A Feira do Livro do Porto, ainda sem data marcada, abandona a Avenida dos Aliados para regressar à Rotunda da Boavista, local onde já esteve instalada durante alguns anos.

No ano passado, pela primeira vez desde 1930, a Feira do Livro não se realizou. Contudo, o vereador da Cultura da Câmara do Porto, Paulo Cunha e Silva, declara que possa ocorrer em julho, após a edição de Lisboa, como já é costume. Ainda que a Associação Portuguesa de Escritores e Livreiros (APEL) não tenha anunciado a data da Feira do Livro de Lisboa, é previsível que esta aconteça, à semelhança do ano passado, entre maio e junho, de modo que a do Porto deverá ficar marcada para julho.

Com a Avenida dos Aliados fora do leque de localizações possíveis para a instalação da Feira do Livro, as escolhas recairiam entre a Rotunda da Boavista ou o Pavilhão Rosa Mota, onde a feira também já se realizou. Porém, a Rotunda da Boavista foi a opção preferida da APEL, uma vez que, segundo declarações dadas ao Público, “ali é um outdoor visível, um local que intercepta pessoas e onde a feira se afirma naturalmente”.

Este ano a Rotunda da Boavista, que vai receber a iniciativa, não é a mesma, em virtude da requalificação urbana que sofreu, tendo sido objeto de um projeto do arquiteto Siza Vieira, que se encontra por concluir, uma vez que a instalação prevista de uma cafeteria ainda não aconteceu.

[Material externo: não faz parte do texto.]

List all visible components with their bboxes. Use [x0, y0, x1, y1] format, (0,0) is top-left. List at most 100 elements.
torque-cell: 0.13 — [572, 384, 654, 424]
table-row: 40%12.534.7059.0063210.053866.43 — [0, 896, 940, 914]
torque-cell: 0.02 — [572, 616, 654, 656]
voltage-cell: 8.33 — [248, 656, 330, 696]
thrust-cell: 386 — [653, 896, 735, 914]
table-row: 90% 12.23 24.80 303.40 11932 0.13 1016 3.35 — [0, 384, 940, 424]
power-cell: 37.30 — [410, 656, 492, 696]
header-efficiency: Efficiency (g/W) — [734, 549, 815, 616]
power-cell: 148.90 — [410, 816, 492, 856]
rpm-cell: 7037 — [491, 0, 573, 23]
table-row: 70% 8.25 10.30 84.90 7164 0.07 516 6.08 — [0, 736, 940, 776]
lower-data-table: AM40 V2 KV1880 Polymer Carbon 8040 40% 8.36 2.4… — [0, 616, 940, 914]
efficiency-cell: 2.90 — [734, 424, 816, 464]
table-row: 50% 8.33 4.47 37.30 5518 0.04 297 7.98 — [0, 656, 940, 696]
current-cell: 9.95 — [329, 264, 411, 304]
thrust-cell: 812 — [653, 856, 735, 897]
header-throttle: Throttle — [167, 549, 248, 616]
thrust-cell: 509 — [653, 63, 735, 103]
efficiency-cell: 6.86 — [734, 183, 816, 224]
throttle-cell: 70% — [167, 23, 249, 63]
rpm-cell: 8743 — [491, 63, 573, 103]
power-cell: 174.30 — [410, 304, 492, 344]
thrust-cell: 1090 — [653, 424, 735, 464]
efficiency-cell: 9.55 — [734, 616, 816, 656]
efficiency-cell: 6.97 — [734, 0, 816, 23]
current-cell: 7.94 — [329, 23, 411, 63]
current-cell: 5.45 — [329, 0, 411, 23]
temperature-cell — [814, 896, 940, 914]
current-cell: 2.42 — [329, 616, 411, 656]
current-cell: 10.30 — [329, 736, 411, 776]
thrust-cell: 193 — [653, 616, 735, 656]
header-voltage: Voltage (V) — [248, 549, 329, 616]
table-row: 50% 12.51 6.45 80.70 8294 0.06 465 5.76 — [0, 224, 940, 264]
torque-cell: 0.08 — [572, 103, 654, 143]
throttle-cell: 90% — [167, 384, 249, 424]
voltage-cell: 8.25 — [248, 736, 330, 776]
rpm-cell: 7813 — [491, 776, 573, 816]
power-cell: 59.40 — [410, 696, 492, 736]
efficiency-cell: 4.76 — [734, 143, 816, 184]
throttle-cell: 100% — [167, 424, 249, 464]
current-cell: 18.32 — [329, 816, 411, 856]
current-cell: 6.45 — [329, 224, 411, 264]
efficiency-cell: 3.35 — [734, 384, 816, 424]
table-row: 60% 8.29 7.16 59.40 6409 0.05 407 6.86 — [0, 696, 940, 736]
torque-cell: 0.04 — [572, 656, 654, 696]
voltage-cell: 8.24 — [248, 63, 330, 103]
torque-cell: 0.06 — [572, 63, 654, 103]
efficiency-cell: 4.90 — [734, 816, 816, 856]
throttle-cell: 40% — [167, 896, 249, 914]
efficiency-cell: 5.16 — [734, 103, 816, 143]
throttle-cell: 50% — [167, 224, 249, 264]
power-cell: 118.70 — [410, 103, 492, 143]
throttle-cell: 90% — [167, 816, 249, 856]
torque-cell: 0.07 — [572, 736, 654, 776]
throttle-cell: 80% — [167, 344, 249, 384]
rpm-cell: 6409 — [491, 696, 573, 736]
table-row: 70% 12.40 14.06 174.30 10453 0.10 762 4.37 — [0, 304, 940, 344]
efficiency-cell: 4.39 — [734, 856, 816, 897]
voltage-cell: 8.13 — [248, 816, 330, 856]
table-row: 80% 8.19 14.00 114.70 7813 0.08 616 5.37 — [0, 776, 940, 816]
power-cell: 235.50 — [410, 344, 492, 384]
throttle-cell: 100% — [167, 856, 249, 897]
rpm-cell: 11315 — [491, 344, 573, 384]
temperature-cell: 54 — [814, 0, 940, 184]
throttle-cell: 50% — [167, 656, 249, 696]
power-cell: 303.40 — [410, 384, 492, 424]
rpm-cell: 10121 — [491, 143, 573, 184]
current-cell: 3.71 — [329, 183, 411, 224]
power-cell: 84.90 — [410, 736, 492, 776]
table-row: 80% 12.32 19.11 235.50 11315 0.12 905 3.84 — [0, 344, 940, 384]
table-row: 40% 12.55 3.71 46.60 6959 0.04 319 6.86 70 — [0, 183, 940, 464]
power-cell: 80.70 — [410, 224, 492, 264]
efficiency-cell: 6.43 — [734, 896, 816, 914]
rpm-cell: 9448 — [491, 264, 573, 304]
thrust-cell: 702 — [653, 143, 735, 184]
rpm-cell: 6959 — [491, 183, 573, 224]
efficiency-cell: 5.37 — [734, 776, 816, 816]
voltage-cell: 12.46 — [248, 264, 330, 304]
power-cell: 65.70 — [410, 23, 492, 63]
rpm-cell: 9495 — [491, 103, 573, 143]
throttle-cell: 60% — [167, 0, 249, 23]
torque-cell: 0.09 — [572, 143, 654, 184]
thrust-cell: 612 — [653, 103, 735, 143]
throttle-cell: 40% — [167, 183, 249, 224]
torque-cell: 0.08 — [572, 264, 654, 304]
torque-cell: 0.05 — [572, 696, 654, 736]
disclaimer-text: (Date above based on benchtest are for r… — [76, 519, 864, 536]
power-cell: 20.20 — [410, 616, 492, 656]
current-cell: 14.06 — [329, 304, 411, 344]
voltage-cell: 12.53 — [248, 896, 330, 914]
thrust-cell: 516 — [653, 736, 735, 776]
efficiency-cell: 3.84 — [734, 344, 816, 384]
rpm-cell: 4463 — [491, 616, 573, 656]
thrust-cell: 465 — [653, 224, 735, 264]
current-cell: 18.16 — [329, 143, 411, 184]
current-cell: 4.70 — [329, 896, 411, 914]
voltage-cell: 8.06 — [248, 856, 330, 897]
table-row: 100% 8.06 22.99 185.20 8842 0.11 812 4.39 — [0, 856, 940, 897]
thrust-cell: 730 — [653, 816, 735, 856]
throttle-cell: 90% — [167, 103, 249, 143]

Em 2009, quando a Feira do Livro abandonou o Pavilhão Rosa Mota e se instalou na Avenida dos Aliados, a APEL e a autarquia assinaram um protocolo, válido por quatro anos, que definia o apoio do município com uma comparticipação financeira de 300 mil euros. Porém, após o final da vigência do contrato, o município recusou-se a continuar a apoiar o evento nos moldes anteriores. Este ano não será a Câmara a custear o evento, que apoiará apenas de forma logística.